# Will I need bushings for this landscape rake?



## pioneerMan (11 mo ago)

I bought a used rake recently to help get rid of the rocks on the property. I just noticed today that the holes on the bottom are a bit bigger than the holes at the top. I was told this is a CAT1 implement and so I didn't think I would need to purchase bushings. But maybe I'm wrong.


----------



## FredM (Nov 18, 2015)

That setup is correct, larger pins on the bottom and a smaller pin on the top link, the bottom pins take the load when pulling and carrying, the top link is for levelling and to hold the implement when raised and travelling, so doesn't need to be a large pin.


----------



## Ultradog (Feb 27, 2005)

Pins and holes should all be the same diameter. Bush as required.


----------



## FredM (Nov 18, 2015)

I have 3 implements and top and bottom cat one are different sizes, the chart shows different sizes also.


----------



## BinVa (Sep 21, 2020)

You all might be saying the same thing. Pin should be sized to fit the implement hole. Pin should also be sized or a bushing installed to fit the lift arms. B.


----------



## FredM (Nov 18, 2015)

So the OP bought a Cat1 linkage rake and has a Cat1 tractor, so if OP has Cat1 lower pins and his top link is Cat1, why would the OP need bushes??, if the OP has a Cat2 top link, then yeh!!, he will need bushes.


----------



## TX MX5200 (May 12, 2020)

If it’s in fact a cat 1 attachment, which it looks to be then your pins are fine. The top link is always a tad smaller than the lift arms.


----------



## pioneerMan (11 mo ago)

It's confusing to me why an attachment manufacturer would make the top holes a different size than the bottom holes. Why would they do this?


----------



## pogobill (Jan 31, 2012)

So you don't put it on upside down.


----------



## TX MX5200 (May 12, 2020)

Same reason the cat 1 quick hitch attachment requires bushings as the holes are cat 2 size…some things ya just roll with and this is one of them things.


----------



## thedukes (Jan 9, 2022)

If useing a quick hitch ....you may need bushings depending on brand of QH.


----------



## FredM (Nov 18, 2015)

pioneerMan said:


> It's confusing to me why an attachment manufacturer would make the top holes a different size than the bottom holes. Why would they do this?

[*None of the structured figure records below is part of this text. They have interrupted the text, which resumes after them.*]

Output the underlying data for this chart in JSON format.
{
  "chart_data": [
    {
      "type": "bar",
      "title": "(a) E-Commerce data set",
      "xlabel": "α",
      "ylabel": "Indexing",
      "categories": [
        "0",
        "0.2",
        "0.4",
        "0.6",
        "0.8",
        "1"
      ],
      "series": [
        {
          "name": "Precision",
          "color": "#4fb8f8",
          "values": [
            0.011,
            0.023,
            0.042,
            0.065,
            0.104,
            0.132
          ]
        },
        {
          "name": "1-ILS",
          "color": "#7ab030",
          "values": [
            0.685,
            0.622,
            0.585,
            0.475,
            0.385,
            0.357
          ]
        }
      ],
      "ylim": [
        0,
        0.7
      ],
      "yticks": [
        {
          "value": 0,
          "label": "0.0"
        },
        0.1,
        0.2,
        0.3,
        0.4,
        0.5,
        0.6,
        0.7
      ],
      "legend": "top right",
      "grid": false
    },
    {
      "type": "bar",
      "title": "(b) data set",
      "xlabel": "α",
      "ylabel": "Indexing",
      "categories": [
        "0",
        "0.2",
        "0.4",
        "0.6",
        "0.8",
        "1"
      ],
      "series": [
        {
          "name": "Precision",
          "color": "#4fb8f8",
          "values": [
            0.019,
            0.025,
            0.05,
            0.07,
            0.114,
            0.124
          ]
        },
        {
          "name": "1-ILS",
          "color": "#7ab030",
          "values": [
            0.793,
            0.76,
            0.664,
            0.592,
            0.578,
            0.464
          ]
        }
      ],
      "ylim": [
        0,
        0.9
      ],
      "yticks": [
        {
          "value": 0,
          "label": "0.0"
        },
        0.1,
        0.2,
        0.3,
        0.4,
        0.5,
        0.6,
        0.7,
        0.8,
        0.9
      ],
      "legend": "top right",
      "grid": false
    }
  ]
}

Read post#2, that explains why.


----------



## pioneerMan (11 mo ago)

I bought some pins the last time I went to town. Why do they make them so long?


----------



## thedukes (Jan 9, 2022)

They make all different lengths.......longer is better than too short.

Those lower ones are quite long.


----------



## FredM (Nov 18, 2015)

pioneerMan said:


> I bought some pins the last time I went to town. Why do they make them so long?
> 
> View attachment 80024



They are drawbar pins pioneerman.


----------



## MHarryE (Oct 28, 2011)

As shown in the attachments, hitch dimensions are standards that were created over 70 years ago. Pins in Post #13 are drawbar hitch pins, not 3 point pins. Any farm supply store will have the proper pin sizes in bins labeled for the hitch category. The standards were set for implement interchangeability and insuring pin sizes are capable of handling the tractor size. Bushings allow using implements for smaller tractors to be used on larger tractors but realize that by using bushings a person is using an implement intended for a smaller size tractor on a higher horsepower tractor.


----------